Evaluation of the adult with scoliosis always starts
with a careful history and physical examination. Documentation
of pain location and duration are critical for individualizing
treatment. A patient with a gray area curve measuring
49 degrees may be complaining of radiculopathy or nerve
pain in the leg or arm which may be amenable to local
treatments such as steroid blocks. In these cases, treatment
of the curve may take on secondary importance. The physical
examination may reveal decompensation of the trunk. As
the spine ages, it becomes less flexible. Compensatory
curves in a child may not be able to balance the curves
as that child becomes an adult leading to decompensation
or imbalance of the head relative to the pelvis. For
example the patient may find herself leaning to the left
or right or leaning forward when standing or walking.
Decompensation can cause pain due to the fatiguing of
muscle as it attempts to "right" the imbalanced
spine (for further discussion, see Flatback section.)
Scoliosis x-rays in the standing position are critical
in evaluating the patient. Size, location, and balance
of the curves help determine the best treatment for the
individual. CT and MRI scans sometimes are necessary
to better evaluate points of nerve compression. If pain
is the major complaint by the patient, treatment similar
to patients with non-scoliotic spine pain may be attempted.

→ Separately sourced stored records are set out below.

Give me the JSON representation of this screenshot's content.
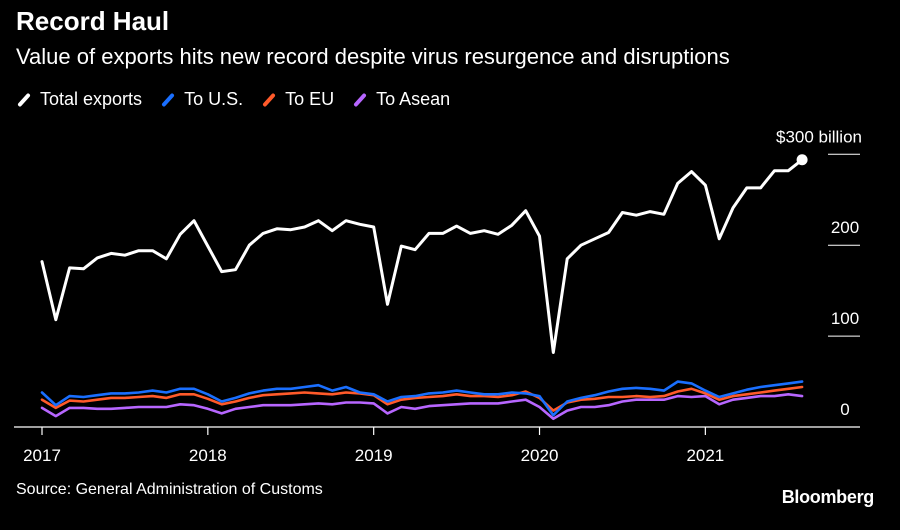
{
  "title": "Record Haul",
  "subtitle": "Value of exports hits new record despite virus resurgence and disruptions",
  "legend": [
    {
      "label": "Total exports",
      "color": "#ffffff"
    },
    {
      "label": "To U.S.",
      "color": "#1a6fff"
    },
    {
      "label": "To EU",
      "color": "#ff5a2a"
    },
    {
      "label": "To Asean",
      "color": "#b766ff"
    }
  ],
  "source": "Source: General Administration of Customs",
  "brand": "Bloomberg",
  "chart_data": {
    "type": "line",
    "x_start": "2017-01",
    "x_end": "2021-08",
    "x_unit": "month",
    "xticks": [
      "2017",
      "2018",
      "2019",
      "2020",
      "2021"
    ],
    "ylim": [
      0,
      300
    ],
    "yticks": [
      {
        "value": 0,
        "label": "0"
      },
      {
        "value": 100,
        "label": "100"
      },
      {
        "value": 200,
        "label": "200"
      },
      {
        "value": 300,
        "label": "$300 billion"
      }
    ],
    "grid": "horizontal",
    "last_point_marker": "Total exports",
    "series": [
      {
        "name": "Total exports",
        "color": "#ffffff",
        "values": [
          182,
          118,
          175,
          174,
          186,
          191,
          189,
          194,
          194,
          185,
          212,
          227,
          199,
          171,
          173,
          200,
          213,
          218,
          217,
          220,
          227,
          216,
          227,
          223,
          220,
          135,
          199,
          195,
          213,
          213,
          221,
          213,
          216,
          212,
          222,
          238,
          210,
          82,
          185,
          200,
          207,
          214,
          236,
          233,
          237,
          234,
          268,
          281,
          266,
          207,
          241,
          263,
          263,
          282,
          282,
          294
        ]
      },
      {
        "name": "To U.S.",
        "color": "#1a6fff",
        "values": [
          38,
          24,
          34,
          33,
          35,
          37,
          37,
          38,
          40,
          38,
          42,
          42,
          36,
          28,
          32,
          37,
          40,
          42,
          42,
          44,
          46,
          40,
          44,
          38,
          36,
          28,
          33,
          34,
          37,
          38,
          40,
          38,
          36,
          36,
          38,
          37,
          34,
          13,
          28,
          32,
          35,
          39,
          42,
          43,
          42,
          40,
          50,
          48,
          40,
          33,
          37,
          41,
          44,
          46,
          48,
          50
        ]
      },
      {
        "name": "To EU",
        "color": "#ff5a2a",
        "values": [
          30,
          21,
          29,
          28,
          30,
          32,
          32,
          33,
          34,
          32,
          36,
          36,
          31,
          25,
          28,
          32,
          35,
          36,
          37,
          38,
          37,
          36,
          38,
          37,
          35,
          25,
          30,
          32,
          33,
          34,
          36,
          34,
          34,
          33,
          35,
          39,
          32,
          18,
          27,
          30,
          31,
          33,
          33,
          34,
          33,
          34,
          39,
          42,
          37,
          30,
          34,
          36,
          38,
          40,
          42,
          44
        ]
      },
      {
        "name": "To Asean",
        "color": "#b766ff",
        "values": [
          21,
          12,
          21,
          21,
          20,
          20,
          21,
          22,
          22,
          22,
          25,
          24,
          20,
          15,
          20,
          22,
          24,
          24,
          24,
          25,
          26,
          25,
          27,
          27,
          26,
          15,
          22,
          20,
          23,
          24,
          25,
          26,
          26,
          26,
          28,
          30,
          22,
          9,
          18,
          22,
          22,
          24,
          28,
          30,
          30,
          30,
          34,
          33,
          34,
          25,
          30,
          32,
          34,
          34,
          36,
          34
        ]
      }
    ]
  }
}
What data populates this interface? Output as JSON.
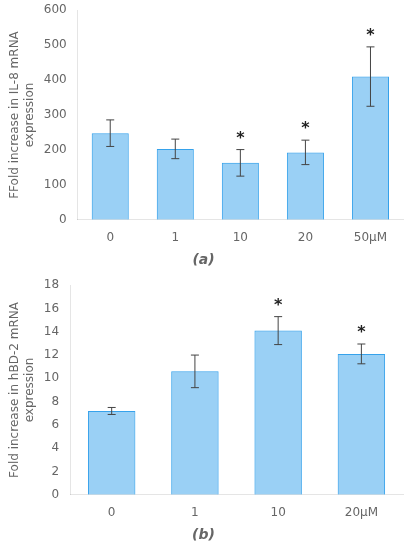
{
  "chart_data": [
    {
      "type": "bar",
      "title": "(a)",
      "categories": [
        "0",
        "1",
        "10",
        "20",
        "50μM"
      ],
      "values": [
        248,
        203,
        163,
        193,
        410
      ],
      "errors": [
        38,
        28,
        38,
        35,
        85
      ],
      "annotations": [
        {
          "category": "10",
          "text": "*"
        },
        {
          "category": "20",
          "text": "*"
        },
        {
          "category": "50μM",
          "text": "*"
        }
      ],
      "ylabel": "FFold increase in IL-8 mRNA\nexpression",
      "ylim": [
        0,
        600
      ],
      "yticks": [
        0,
        100,
        200,
        300,
        400,
        500,
        600
      ],
      "grid": false
    },
    {
      "type": "bar",
      "title": "(b)",
      "categories": [
        "0",
        "1",
        "10",
        "20μM"
      ],
      "values": [
        7.2,
        10.6,
        14.1,
        12.1
      ],
      "errors": [
        0.3,
        1.4,
        1.2,
        0.85
      ],
      "annotations": [
        {
          "category": "10",
          "text": "*"
        },
        {
          "category": "20μM",
          "text": "*"
        }
      ],
      "ylabel": "Fold increase in hBD-2 mRNA\nexpression",
      "ylim": [
        0,
        18
      ],
      "yticks": [
        0,
        2,
        4,
        6,
        8,
        10,
        12,
        14,
        16,
        18
      ],
      "grid": false
    }
  ]
}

These consist of anti-inflammatory medications, physical
therapy, professional spinal manipulation, steroid blocks,
and cardiopulmonary rehabilitation. A course of bracing
may be helpful to alleviate symptoms temporarily, although
it should be kept in mind that all bracing tends to produce
muscle weakness from disuse atrophy. Antidepressant medications
have been shown in select individuals to allow the more
effective implementation of conservative measures through
behavioral mediated pain reduction. Surgery is reserved
for progressive curves over 50 degrees or painful curves
refractory to conservative treatment. Cosmesis is a rare
indication for surgery due to the unpredictability of
esthetic results. |

A patient should understand the risks/benefits of any surgical procedure and
surgical decision-making should be individualized to the patient. Expected
results should include 70-95% pain reduction although the frequency of
painful intervals may not change. Curves can routinely be corrected to
40% of there original size, but the surgical goal should more importantly
be viewed as producing a fused spine that leaves the patient balanced (for
a complete discussion of the importance of balance in spinal fusion surgery
see spinal balance).
Surgical strategy will depend on the location of the
curve, the size of the curve, whether the patient presents
with or without a balanced spine, and whether spine pain
or nerve root compression are the presenting complaints.
In general, thoracic curves that are stiff, unbalanced
or greater than 60 degrees will require an anterior disc
removal and fusion, followed by a posterior fusion with
instrumentation. Almost complete correction of the curves
can be achieved by the use of thoracic pedicle screws. See
examples of Scoliosis cases Dr. Pashman has perfomed.
Commonly, the anterior surgery can be accomplished by
thoracoscopic, or video assisted techniques. In limited
cases, anterior only fusion with instrumentation can
be attempted. Smaller, balanced thoracic curves with
associated flexible compensatory lumbar curves can be
approached posteriorly with fusion and instrumentation.
To view video of pedicle screw insertion, click on the
picture below. This is video of a surgical procedure,
and may not be suitable for all audiences |
In my hands, lumbar curves that don't
involve L5 or the sacrum are best corrected with anterior
fusion and instrumentation. In the lumbar spine,
nerve pain may require decompression by standard laminotomy
techniques (see microdecompression).
Because of the specialized nature and infrequent, but
not rare complications of these types of procedures,
the patient considering surgery should chose a surgeon
with specialized training and experience in treating
the patient with adult idiopathic scoliosis.